Here's some sample data:

 > db.scoreboard.find()`
 { "_id" : ObjectId("4d99f71450f0ae2165669ea9"), "user" : "dave", "score" : 4 }
 { "_id" : ObjectId("4d99f71b50f0ae2165669eaa"), "user" : "steve", "score" : 5 }`
 { "_id" : ObjectId("4d99f72350f0ae2165669eab"), "user" : "tom", "score" : 3 }

First, find the score of the user "dave":

 db.scoreboard.find({ user : "dave" }, { score : 1 }) { "_id" : ObjectId("4d99f71450f0ae2165669ea9"), "score" : 4 }

Then, count how many users have a higher score:

 db.scoreboard.find({ score : { $gt : 4 }}).count() 
 1

Since there is 1 higher score, dave's rank is 2 (just add 1 to the count of higher scores to get the rank).

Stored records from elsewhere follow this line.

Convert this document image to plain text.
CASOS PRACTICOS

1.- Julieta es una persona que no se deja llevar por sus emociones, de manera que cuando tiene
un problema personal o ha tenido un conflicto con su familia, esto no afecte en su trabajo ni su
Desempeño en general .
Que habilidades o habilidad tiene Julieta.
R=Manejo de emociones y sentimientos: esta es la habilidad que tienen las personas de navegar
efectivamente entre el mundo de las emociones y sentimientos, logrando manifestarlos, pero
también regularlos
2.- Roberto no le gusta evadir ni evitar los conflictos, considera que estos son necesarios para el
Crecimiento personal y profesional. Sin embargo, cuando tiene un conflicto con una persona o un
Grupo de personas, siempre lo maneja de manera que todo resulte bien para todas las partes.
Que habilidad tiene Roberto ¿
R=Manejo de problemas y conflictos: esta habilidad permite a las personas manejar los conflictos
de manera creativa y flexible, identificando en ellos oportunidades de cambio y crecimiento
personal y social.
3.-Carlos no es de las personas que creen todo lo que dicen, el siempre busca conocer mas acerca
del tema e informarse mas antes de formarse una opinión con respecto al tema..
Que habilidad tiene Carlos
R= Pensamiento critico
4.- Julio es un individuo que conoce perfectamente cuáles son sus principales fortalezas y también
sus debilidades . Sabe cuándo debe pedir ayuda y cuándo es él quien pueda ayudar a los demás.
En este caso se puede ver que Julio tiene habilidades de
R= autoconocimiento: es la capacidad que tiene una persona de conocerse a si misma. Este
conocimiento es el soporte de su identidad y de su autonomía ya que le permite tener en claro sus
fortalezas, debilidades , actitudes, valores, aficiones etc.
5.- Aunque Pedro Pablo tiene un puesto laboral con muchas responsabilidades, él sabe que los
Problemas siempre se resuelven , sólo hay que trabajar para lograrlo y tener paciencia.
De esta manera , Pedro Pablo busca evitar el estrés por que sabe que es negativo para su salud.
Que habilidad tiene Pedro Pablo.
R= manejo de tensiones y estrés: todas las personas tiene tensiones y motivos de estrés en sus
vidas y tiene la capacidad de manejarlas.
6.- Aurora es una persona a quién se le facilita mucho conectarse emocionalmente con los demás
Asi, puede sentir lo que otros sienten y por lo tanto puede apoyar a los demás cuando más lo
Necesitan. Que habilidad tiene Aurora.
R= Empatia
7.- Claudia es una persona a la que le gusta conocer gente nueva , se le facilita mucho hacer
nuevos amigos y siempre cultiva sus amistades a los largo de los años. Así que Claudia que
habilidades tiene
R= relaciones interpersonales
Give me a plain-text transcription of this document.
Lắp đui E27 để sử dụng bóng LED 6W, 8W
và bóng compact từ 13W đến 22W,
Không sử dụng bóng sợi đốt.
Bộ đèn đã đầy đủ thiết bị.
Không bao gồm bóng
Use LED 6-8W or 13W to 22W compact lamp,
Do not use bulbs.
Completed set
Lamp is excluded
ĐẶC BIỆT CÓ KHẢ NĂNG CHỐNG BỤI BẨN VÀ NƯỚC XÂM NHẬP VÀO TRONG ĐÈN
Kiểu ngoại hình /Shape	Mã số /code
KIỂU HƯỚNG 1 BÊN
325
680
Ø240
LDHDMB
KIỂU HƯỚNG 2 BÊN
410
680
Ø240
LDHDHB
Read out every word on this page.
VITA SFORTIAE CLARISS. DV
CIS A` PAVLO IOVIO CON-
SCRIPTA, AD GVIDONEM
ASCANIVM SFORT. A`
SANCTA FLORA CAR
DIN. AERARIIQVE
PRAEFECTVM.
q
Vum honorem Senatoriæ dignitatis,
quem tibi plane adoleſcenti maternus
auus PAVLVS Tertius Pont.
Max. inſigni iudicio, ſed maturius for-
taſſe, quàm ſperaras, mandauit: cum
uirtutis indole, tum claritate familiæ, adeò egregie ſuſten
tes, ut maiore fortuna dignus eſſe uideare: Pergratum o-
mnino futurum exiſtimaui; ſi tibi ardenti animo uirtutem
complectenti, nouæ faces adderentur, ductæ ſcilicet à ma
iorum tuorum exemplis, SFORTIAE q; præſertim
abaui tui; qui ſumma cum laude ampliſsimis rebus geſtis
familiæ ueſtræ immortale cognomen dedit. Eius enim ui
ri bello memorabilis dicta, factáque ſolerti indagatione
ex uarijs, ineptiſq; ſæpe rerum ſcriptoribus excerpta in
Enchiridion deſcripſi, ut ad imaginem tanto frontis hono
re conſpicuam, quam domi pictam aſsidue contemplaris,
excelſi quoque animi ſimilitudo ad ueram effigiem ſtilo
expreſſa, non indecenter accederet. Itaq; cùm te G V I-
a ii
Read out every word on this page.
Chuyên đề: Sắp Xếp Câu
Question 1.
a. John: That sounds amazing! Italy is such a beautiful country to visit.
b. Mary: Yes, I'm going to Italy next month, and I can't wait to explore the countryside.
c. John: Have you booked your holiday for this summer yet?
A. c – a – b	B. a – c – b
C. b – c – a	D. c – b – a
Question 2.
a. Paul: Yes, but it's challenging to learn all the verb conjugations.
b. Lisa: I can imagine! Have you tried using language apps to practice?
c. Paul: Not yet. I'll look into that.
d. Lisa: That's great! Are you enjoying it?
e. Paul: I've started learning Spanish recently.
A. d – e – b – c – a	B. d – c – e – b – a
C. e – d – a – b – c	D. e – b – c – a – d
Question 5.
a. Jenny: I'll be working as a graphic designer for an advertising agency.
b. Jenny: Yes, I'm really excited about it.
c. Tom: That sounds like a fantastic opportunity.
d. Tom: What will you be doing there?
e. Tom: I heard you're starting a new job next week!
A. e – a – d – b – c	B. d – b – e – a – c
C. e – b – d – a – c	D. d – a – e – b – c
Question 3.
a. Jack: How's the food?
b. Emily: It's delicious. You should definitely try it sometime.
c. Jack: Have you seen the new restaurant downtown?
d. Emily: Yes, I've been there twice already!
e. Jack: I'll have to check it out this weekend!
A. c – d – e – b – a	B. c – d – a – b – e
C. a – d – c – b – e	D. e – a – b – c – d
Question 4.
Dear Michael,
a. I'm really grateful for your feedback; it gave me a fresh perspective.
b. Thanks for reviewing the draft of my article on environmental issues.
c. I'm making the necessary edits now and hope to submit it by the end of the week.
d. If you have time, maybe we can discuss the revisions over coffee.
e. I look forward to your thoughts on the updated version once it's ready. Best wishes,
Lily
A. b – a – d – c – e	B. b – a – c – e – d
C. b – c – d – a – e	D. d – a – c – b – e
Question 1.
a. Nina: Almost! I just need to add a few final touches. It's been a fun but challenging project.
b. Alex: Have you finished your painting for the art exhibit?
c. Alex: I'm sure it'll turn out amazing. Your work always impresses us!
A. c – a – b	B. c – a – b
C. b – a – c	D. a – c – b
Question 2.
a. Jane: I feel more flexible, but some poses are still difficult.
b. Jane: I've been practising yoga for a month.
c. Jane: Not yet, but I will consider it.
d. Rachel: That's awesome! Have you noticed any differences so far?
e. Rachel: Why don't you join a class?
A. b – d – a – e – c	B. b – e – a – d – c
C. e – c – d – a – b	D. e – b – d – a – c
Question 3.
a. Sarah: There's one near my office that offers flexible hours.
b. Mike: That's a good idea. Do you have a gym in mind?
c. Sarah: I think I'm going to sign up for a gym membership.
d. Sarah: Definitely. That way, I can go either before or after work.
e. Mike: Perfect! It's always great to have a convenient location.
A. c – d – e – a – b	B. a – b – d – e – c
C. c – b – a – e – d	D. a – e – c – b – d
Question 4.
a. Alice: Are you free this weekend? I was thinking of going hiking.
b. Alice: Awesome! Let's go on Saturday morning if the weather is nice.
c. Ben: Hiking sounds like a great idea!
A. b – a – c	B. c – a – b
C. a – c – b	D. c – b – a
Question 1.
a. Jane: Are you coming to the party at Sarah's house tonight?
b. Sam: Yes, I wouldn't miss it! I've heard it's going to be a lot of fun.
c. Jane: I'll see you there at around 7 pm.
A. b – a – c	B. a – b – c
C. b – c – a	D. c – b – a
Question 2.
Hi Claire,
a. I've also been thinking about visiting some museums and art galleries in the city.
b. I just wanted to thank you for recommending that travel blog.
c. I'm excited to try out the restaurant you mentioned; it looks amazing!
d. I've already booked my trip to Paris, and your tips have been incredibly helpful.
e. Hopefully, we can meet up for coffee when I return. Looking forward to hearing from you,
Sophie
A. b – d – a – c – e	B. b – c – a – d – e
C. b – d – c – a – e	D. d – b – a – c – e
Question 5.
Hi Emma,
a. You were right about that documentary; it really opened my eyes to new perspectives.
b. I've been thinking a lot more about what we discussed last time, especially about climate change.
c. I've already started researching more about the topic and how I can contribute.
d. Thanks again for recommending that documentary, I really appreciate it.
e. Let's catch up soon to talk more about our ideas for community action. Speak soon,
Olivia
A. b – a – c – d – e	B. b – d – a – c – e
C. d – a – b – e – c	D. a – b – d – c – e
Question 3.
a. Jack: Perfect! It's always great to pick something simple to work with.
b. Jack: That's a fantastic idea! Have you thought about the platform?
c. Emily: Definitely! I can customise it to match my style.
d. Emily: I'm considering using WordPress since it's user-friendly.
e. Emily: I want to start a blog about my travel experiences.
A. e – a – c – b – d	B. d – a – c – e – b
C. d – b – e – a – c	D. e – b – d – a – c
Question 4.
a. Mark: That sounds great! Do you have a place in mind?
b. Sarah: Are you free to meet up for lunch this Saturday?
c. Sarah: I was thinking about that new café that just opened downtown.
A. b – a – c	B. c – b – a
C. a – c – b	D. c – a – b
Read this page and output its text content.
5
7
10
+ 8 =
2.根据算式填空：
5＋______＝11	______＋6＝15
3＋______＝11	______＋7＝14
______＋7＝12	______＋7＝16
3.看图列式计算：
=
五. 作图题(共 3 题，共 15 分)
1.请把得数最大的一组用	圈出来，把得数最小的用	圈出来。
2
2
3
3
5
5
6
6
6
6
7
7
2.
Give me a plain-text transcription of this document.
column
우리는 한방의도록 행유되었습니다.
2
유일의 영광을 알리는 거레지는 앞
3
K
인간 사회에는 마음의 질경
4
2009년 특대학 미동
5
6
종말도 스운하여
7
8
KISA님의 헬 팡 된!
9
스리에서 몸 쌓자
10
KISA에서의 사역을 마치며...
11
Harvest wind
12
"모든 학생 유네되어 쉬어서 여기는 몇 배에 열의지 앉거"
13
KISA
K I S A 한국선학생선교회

Obviously, this is far from ideal. However, MongoDB simply does not have any type of functionality for this since it's simply not designed for this type of querying.

  • 2
    Actually, it does have the functionality via MapReduce, it's just slow. – kgriffs Aug 24 '11 at 4:09
  • @Kurt Oh, you should post that as the answer! The internets would really appreciate it, I'm sure. ;) – Richard Aug 24 '11 at 11:46
5

After some experimentation, I found that it is possible to build a ranking function based on MapReduce, assuming the result set can fit in the max document size.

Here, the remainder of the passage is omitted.